Moving forward despite headwind

From left to right: Aneta Kopacz, Head of Ocean Freight – Crystal Zhang, Director of Ocean Freight, Greater China

COVID lockdowns, port congestions and the war in Ukraine are some of the headlines for 2022. Heads of Ocean Freight, Aneta Kopacz, Poland and Crystal Zhang, China, share their insights into the impacts on worldwide logistics and the leadership and customer management required to keep goods moving and customers satisfied in times of turmoil.

With almost 50 years of combined industry experience, Crystal and Aneta know logistics.

'During the lockdowns in China from April to June of 2022, we spend relatively more time completing single bookings due to lack of capacity', Crystal says, explaining the flexibility required to navigate the constantly changing supply chain. Due to limited domestic transportation solutions available, delivery options had to be double or triple-checked. Even when implemented, solutions often needed modifying to cope with the quickly changing environment.'

Aneta shares similar experiences with increased complexity when the war in Ukraine broke out:’Before, booking a container required three emails. At the most challenging times, we reached exchanging 73 emails.’ ‘Still, we found the right solutions as always,’ they both say.

Aneta Kopacz, Head of Ocean Freight. Photo: Private photograph


Flexible approach to a standstill

With the war in Ukraine, rail transport from China stopped from one day to another, affecting many customers’ consolidated goods transport. Aneta quickly assembled a team of specialists to alleviate the situation, offering all Rail customers ocean freight LCL console boxes as an alternative mode of transport to keep their goods moving.

80% of our customers said yes, the rest opted for other solutions, so we didn’t lose a single customer due to the disruption, Aneta Kopacz says.

The consequential rise in ocean freight, sanctioned Russian containers, and regular containers waiting for delivery to Ukraine meant a 30% increase in containers in Polish terminals.
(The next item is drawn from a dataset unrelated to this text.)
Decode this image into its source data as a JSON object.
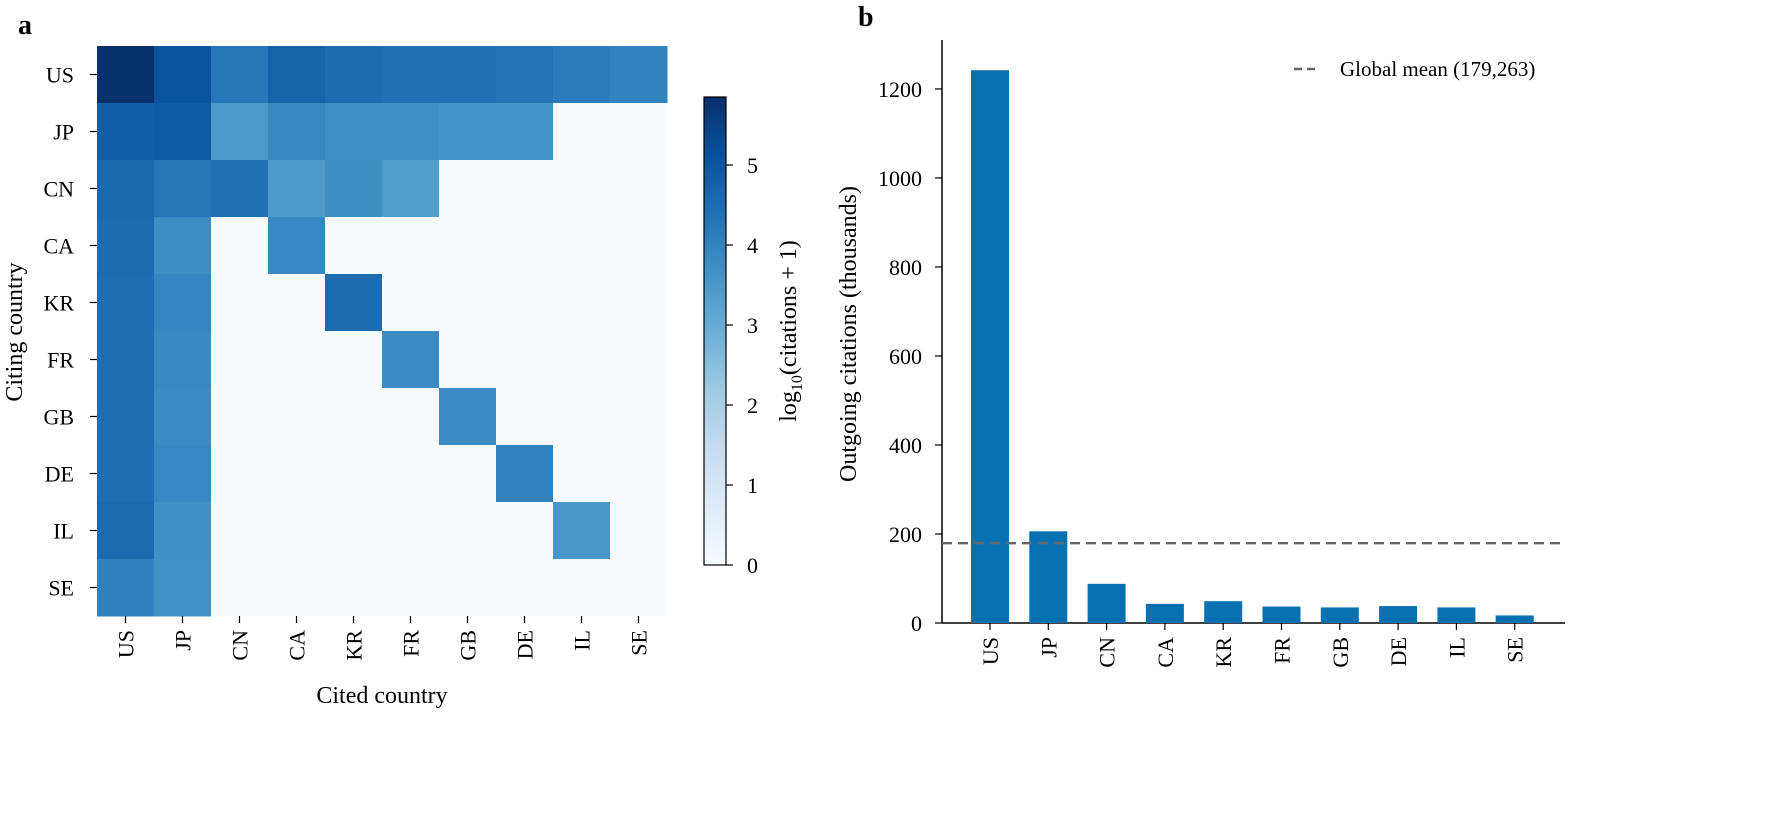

Coupled with the energetic crisis in Poland favouring carbon over commercial deliveries by rail, the need for trucks skyrocketed. ‘At a time with a truck driver shortage, the situation came to a standstill. To manage it, we kept customers informed of the situation daily and leveraged existing delivery agreements to decrease their demurrage and detention costs in ports by almost 50%. At the same time, we arranged their final destination transport, which enabled them to manage their supply chain most effectively, and they were pleased.’

Crystal Zhang, Director of Ocean Freight - Greater China. Photo: Private photograph

Four options per container

The months-long lockdowns and consequential port congestions in China also called for an agile approach. Crystal explains: ‘Port congestion was a serious matter. It caused vessel delays affecting the country’s entire supply chain, with containers waiting four days up to two weeks for unloading. Delays increased logistics costs and posed many challenges.’ Like in Poland, Crystal’s team also negotiated lower container storage charges for their customers while waiting in the terminals for onward transport.

The Port of Shanghai is the world’s biggest in terms of cargo volume. Moving the cargo to other nearby ports to keep the supply chain running required coordination and creativity. ‘If you could get the space, you got the business,’ Crystal explains and continues: ‘Four offices coordinated four solutions for every single container out of China to secure options available for the customer. It was tough, but the approach ensured the successful transport of all our customers’ goods at the time.’

How did you manage to keep your teams motivated?

It all comes down to relations. We inspired staff to find solutions, share learnings and keep the customers close,’ says Crystal.

Aneta agrees and finishes: ‘We held weekly, sometimes daily, meetings which made team members feel comfortable and included. Without those close relations, we would never have maintained business the way we have.’

The Shanghai staff were isolated in their homes for months during the lockdown. ‘We organised online competitions of the traditional Chinese board game mahjong and several other activities to encourage staff and keep up the spirits,’ Crystal finishes.